Whole Foods Launches Vegan Cheese Shreds and Slices

Whole Foods New Vegan Slices Are Made for Grilled Cheese

Keeping up with the rising demand for vegan food, Whole Foods Market has launched dairy-free cheese under its 365 Everyday Value brand.

The cheeses – which come in the forms of shreds and slices – are ideal for melting and stretching, according to the products’ packaging.

In flavors cheddar and mozzarella, the plant-based cheeses contain no soy or GMO ingredients.

Vegan Food at Whole Foods

Vegan Cheese Pasta Bake | image: vegan.dynamite/Instagram

The new product joins other dairy-free options being sold at Whole Foods. The health-focused supermarket chain sells vegan dairy-style food from Kite Hill, Miyoko’s, Violife, and Follow Your Heart.

The grocery chain’s plant-powered range doesn’t stop at cheeses. Whole Foods also stocks vegan and gluten-free cupcakes, dairy-free mac ‘n’ cheese, and fish-free tuna by Good Catch. Over the holidays, the chain launched dairy-free bourbon and whiskey ice creams and a six-pound, turkey-shaped vegan feast.

Whole Foods’ CEO and co-founder John Mackey is vegan. Concern for animal welfare inspired him to make the change, but he also acknowledges the health benefits of plant-based foods. “I’ve seen miracles happen quickly with this diet,” he said to LIVEKINDLY last year.

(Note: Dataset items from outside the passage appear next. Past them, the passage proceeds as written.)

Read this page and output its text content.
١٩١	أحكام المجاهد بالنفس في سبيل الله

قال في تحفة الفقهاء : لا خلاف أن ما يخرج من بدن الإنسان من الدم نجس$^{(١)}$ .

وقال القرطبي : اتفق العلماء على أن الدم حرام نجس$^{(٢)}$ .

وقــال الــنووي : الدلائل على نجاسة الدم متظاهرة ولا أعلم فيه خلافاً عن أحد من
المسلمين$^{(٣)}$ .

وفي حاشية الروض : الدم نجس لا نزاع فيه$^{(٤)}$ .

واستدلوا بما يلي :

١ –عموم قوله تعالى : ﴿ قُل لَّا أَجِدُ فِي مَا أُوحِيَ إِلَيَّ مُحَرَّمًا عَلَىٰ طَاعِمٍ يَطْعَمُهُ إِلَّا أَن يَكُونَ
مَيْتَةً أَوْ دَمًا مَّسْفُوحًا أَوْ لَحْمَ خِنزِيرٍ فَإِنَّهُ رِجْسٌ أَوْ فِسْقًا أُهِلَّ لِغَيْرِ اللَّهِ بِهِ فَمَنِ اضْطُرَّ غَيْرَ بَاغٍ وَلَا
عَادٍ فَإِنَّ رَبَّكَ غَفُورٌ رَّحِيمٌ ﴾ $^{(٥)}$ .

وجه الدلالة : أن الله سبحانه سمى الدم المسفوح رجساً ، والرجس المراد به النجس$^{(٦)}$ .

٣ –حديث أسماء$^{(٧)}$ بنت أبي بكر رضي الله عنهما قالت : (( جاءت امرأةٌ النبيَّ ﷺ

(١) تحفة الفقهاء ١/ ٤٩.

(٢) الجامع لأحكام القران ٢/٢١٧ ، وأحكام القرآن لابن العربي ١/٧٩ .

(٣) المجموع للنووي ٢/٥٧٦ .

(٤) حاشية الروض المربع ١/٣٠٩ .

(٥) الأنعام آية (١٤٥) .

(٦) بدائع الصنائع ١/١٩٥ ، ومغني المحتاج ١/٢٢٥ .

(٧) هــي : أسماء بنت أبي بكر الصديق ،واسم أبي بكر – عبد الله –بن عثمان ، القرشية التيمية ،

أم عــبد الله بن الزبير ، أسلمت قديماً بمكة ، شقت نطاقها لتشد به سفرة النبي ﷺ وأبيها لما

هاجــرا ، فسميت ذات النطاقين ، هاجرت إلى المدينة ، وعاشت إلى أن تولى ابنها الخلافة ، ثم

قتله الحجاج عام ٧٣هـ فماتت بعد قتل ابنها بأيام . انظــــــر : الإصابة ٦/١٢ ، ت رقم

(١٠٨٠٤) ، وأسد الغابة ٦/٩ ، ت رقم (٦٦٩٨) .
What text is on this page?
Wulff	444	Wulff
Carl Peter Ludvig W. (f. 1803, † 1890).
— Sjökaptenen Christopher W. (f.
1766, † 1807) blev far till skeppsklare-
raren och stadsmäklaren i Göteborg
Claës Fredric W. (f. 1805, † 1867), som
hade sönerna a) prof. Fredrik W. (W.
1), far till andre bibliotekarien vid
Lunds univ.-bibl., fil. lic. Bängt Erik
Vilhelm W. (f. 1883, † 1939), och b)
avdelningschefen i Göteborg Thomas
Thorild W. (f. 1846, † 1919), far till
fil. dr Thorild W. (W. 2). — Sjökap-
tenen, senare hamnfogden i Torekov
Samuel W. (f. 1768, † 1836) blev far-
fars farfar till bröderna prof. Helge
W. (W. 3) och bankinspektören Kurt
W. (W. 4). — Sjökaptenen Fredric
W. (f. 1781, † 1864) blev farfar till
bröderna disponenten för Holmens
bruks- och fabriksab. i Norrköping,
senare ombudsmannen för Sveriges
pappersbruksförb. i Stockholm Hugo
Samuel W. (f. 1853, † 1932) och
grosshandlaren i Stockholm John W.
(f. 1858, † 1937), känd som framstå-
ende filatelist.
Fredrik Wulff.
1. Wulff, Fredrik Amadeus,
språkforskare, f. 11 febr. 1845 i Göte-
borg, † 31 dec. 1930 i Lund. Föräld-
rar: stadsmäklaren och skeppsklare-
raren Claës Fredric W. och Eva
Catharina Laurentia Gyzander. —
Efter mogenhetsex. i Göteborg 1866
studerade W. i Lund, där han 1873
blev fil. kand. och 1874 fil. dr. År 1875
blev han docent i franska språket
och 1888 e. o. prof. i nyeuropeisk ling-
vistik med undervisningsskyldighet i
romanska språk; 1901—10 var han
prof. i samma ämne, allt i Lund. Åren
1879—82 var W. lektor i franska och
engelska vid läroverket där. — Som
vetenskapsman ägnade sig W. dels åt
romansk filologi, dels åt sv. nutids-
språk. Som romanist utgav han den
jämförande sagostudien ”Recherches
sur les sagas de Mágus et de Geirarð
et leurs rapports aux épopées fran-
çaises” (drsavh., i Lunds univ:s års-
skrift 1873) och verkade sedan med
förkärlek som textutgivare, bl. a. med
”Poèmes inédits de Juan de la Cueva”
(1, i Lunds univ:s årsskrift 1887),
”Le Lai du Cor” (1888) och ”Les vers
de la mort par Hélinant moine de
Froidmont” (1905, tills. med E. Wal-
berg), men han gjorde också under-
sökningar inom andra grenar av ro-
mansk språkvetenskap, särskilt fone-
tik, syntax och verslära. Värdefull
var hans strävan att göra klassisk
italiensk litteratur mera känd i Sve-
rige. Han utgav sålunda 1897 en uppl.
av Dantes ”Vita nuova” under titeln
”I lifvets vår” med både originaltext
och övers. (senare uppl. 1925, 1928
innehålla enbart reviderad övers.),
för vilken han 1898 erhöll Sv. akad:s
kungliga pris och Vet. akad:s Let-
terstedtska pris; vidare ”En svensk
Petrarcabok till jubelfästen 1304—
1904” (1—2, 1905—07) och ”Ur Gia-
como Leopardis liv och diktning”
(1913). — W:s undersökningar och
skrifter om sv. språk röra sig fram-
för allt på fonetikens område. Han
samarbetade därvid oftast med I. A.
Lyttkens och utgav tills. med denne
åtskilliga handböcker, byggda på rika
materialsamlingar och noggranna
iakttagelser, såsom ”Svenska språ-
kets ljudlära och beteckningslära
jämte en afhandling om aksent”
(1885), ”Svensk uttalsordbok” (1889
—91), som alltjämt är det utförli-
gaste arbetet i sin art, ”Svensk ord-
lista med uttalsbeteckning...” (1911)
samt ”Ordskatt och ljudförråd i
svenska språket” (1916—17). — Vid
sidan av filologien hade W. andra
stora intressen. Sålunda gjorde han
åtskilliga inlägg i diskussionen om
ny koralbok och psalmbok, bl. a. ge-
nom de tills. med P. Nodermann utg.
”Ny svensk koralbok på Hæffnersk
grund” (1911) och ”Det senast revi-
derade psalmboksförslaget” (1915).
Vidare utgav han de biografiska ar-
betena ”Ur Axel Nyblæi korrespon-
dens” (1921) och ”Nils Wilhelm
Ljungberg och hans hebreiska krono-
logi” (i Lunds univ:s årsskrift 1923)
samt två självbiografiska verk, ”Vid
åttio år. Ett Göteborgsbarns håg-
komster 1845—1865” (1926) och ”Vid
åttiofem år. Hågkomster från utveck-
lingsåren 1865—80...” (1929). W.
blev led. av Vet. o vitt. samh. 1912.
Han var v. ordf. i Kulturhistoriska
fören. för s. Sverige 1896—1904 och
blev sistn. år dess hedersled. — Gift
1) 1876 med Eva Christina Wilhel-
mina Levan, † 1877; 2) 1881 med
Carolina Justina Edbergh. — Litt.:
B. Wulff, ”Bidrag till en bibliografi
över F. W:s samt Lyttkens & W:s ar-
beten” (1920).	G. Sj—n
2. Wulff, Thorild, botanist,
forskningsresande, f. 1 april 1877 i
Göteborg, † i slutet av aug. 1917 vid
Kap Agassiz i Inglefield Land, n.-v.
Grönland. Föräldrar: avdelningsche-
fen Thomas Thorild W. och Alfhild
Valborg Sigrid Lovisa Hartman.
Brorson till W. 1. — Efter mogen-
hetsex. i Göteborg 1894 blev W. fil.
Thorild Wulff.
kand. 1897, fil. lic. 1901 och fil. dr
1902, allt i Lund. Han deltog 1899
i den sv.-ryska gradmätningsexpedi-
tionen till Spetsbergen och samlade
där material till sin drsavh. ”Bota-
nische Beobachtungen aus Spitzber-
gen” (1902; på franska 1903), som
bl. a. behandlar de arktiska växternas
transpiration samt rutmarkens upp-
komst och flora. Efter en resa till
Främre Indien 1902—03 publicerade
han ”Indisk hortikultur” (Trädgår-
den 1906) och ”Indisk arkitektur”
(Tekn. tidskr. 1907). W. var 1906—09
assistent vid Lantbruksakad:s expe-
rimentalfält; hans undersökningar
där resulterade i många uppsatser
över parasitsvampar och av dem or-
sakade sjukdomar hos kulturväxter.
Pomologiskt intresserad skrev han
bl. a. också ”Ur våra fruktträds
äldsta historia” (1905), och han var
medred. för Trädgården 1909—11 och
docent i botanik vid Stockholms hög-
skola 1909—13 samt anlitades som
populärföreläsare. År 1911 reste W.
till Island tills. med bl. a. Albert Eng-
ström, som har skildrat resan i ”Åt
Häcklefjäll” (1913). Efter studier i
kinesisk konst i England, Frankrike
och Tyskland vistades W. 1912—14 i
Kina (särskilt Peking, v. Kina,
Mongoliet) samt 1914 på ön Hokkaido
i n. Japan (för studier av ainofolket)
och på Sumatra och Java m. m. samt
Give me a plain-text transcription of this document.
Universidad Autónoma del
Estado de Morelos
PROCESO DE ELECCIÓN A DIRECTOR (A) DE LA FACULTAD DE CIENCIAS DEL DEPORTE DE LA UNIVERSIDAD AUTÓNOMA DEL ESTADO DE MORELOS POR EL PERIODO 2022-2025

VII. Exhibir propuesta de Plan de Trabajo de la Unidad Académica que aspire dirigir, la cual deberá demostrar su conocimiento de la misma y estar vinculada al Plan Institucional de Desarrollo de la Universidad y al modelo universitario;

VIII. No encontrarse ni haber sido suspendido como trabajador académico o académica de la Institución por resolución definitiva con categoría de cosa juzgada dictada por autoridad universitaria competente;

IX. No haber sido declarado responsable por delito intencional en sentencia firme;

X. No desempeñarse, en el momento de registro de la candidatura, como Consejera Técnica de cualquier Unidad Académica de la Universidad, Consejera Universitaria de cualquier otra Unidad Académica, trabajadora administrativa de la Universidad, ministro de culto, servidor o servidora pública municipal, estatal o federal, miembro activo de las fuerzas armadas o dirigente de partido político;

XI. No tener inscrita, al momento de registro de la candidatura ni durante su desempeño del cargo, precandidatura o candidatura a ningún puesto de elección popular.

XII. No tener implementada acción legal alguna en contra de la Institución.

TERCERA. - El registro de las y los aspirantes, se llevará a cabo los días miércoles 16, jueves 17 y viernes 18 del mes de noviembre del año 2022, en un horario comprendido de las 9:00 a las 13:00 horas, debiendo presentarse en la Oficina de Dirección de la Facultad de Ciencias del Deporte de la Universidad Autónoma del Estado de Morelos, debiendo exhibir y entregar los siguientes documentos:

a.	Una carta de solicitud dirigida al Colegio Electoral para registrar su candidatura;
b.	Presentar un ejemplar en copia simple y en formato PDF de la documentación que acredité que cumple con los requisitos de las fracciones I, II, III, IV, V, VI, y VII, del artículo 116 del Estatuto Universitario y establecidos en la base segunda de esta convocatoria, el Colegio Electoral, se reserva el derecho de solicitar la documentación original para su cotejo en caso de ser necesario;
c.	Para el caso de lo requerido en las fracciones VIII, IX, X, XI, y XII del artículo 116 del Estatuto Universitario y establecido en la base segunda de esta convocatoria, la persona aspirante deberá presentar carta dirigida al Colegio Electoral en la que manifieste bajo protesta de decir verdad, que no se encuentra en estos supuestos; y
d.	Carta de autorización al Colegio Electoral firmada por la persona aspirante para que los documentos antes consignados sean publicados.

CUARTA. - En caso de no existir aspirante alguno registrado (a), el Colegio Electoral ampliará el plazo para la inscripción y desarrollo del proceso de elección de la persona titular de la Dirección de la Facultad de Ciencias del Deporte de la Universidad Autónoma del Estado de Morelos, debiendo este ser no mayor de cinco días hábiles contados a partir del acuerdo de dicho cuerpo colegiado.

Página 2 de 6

In an interview with Oprah Winfrey, Mackey said he started Whole Foods with a simple desire to “sell people healthy food.”

Dairy-Free Cheese

The world is shifting away from dairy. Heightened awareness of its impact on the planet, our bodies, and the animals is motivating many to reach for vegan options in its place.

In January it was reported that over the six months prior, almost half of dairy-drinking Americans purchased plant-based milk. Generally speaking, “dual buyers” (people buying both dairy and vegan milk) viewed overall health as more important to the purchase of dairy-free products.

Similar trends have been spotted elsewhere in the world. In the UK, more than a quarter of young people have reduced or cut their dairy consumption in the last two years. Again, health reasons were the leading driver for the change. Scientists have increasingly linked dairy intake to various health issues including high cholesterol, high blood pressure, acne, diabetes, and weak bones.

In contrast, research has found connections between a plant-based diet and a lowered risk of heart disease, diabetes, and cancer.